Saturday, October 12, 2013

I like this picture

 
 
 
 
 
~~artist unknown
 
 
I like this picture, no I tell a lie, I love this picture.  The beautiful colored leaves, colorful mums, ripe pumpkins standing guard, I can smell the crisp air and the hint of coal smoke on the breeze, the smell of fallen leaves in the bright sun.   Rustling leaves are almost the only sound, the drone of the crickets is gone, faintly off in the distance a dog or more likely a coyote.  A chattering chipmunk who thinks I am in his way and a lone bird calling, this is quiet.

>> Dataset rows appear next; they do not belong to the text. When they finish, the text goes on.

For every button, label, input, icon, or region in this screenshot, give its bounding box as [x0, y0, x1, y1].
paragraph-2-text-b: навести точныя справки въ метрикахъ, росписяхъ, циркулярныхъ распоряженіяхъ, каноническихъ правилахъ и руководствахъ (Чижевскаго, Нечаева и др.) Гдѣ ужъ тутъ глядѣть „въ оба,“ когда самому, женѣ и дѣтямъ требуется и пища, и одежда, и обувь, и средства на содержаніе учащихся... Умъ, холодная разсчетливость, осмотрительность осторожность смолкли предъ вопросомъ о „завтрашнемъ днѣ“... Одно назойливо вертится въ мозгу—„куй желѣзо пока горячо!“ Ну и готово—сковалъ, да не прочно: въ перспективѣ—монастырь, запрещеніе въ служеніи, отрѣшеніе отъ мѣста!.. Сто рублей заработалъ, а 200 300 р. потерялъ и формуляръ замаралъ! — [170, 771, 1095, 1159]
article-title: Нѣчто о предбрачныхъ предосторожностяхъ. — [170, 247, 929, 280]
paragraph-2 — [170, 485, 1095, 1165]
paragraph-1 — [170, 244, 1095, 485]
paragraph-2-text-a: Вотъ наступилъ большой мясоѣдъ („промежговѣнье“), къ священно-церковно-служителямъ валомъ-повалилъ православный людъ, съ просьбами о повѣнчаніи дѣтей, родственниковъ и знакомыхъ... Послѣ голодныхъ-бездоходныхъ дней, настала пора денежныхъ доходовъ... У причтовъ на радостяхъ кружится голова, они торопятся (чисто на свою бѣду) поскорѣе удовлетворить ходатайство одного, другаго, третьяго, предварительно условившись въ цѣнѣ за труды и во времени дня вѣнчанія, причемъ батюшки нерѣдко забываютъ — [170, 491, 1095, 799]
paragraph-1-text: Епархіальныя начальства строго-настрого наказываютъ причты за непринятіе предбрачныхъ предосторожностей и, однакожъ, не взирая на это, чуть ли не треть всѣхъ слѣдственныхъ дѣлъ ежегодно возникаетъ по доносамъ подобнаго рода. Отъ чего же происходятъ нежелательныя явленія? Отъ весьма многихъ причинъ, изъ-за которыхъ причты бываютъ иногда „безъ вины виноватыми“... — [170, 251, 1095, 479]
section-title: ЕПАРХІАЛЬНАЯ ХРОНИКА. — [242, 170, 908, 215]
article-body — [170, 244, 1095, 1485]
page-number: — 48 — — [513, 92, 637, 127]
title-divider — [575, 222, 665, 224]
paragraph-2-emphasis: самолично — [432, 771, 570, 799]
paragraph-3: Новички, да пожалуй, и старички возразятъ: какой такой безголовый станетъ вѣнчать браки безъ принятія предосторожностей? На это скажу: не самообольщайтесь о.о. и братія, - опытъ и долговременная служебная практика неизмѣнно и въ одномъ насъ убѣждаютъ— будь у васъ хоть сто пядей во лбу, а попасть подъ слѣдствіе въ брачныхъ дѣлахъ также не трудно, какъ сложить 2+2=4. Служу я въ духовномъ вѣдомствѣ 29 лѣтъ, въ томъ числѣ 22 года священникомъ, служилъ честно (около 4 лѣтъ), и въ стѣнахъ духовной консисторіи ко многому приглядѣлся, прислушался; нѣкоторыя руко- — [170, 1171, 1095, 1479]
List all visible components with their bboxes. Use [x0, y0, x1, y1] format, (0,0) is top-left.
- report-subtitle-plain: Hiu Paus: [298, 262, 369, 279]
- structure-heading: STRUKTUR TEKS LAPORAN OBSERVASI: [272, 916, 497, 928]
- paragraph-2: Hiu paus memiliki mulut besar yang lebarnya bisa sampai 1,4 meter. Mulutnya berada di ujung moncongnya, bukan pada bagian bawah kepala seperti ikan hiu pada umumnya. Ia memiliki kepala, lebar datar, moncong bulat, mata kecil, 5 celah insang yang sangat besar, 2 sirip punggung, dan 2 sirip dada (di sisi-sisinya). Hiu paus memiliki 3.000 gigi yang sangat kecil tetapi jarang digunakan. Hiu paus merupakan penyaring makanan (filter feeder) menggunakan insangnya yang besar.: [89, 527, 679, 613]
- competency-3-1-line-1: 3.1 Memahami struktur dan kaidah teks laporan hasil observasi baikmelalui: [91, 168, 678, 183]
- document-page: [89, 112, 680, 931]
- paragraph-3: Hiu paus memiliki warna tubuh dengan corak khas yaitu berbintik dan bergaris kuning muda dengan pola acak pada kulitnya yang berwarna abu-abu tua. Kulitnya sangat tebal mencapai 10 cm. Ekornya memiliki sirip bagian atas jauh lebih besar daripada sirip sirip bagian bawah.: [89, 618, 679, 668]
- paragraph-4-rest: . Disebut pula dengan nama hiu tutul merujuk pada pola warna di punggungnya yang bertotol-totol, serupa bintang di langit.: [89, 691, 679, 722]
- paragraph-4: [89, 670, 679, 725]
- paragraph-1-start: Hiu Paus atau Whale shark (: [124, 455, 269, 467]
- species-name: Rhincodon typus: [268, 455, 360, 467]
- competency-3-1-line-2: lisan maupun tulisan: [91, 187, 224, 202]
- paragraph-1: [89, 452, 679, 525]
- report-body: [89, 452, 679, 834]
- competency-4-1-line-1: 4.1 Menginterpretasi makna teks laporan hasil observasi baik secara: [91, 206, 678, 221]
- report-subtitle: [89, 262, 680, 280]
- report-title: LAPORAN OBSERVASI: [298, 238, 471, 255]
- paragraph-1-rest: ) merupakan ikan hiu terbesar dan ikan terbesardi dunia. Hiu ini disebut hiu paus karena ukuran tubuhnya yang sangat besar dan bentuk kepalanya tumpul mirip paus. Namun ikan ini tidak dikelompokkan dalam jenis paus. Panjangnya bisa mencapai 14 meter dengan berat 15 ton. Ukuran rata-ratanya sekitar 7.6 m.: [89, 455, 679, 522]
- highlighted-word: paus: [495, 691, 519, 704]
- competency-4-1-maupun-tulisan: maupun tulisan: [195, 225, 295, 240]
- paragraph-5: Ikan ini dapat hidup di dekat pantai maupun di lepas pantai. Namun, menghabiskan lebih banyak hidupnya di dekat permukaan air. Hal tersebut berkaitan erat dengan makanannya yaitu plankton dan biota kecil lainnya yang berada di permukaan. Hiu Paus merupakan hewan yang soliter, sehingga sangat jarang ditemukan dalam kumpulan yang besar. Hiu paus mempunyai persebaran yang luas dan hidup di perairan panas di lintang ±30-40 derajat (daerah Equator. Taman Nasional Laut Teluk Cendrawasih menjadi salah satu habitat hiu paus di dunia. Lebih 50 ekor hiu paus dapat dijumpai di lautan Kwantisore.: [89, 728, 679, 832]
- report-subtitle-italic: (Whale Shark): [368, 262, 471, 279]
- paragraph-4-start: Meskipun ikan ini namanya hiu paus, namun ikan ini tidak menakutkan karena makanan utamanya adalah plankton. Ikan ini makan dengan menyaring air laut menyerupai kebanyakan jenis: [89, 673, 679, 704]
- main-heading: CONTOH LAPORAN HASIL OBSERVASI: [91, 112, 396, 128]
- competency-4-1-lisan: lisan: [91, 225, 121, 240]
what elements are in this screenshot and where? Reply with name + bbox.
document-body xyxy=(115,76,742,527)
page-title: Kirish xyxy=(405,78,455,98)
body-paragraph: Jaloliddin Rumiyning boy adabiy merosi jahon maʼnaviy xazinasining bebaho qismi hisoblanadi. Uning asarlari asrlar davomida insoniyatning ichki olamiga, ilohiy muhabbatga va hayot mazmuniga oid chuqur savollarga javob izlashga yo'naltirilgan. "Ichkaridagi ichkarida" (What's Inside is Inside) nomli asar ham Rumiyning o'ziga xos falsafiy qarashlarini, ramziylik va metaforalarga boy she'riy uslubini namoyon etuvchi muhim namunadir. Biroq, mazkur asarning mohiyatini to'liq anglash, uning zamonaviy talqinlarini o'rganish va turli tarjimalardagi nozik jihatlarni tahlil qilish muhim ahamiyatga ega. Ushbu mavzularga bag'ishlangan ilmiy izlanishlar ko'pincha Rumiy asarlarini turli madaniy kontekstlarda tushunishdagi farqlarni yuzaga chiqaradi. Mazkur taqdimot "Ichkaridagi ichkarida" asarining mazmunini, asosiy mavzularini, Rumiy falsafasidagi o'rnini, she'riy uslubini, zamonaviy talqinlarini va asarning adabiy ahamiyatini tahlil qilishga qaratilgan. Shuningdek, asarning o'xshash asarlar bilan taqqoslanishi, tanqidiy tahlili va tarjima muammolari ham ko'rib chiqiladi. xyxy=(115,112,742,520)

This is autumn.
 
 
Autumn, is a time when past and future meet, time appears to be fluid and what separates the world of living and dead, the worlds of living and dead, becomes very unstabler. The belief that the veil between worlds has become very thin, even permeable is one our ancestors knew and passed down to us.  Autumn remains a time to reflect for many of us as the light and warmth of summer becomes the dark and chill of winter.
 
 
Autumn is the olden tymes or the year, for at Samhain the New Year begins, and may-be that has something to do with reflecting on the past.  The connections to our own past, as well as the long past, and even the legendary past, are much easier to make.  Amid all our modern lives the circle of all life and time is easiest to see  at this time of year.  Misty mornings and earlier and earlier sunsets, which made our ancestors ponder what was beyond the circle of the fires light or what mysteries the mists were hiding, really isn't lost on us.
 
 
 Hand woven fencing enclosing a yard, and that could be fuel for the bonfire is piled high in the center of that yard. Pumpkins at the entrance, an entrance topped by a a carefully woven hat. A blending of ideas and cultures, field pumpkins were not known in Europe until the seed was brought back to England after the first colonys were settled in America,the idea a pumpkins as guardians may come from a belief that vampires were more sensitive to and therefor more repulsed by them than garlic.  Here was the place where people would come on the last night of the year, to build fires to fend of evil, while they honored those who had died in the past year, and as a beacon so that those who had wandered off and might be lost on the other side of the veil could find their way back. A place to give thanks for the harvest and to ask for safety in the coming dark half of the the year, as everyone made ready to wait for the days to grow longer and warmer again.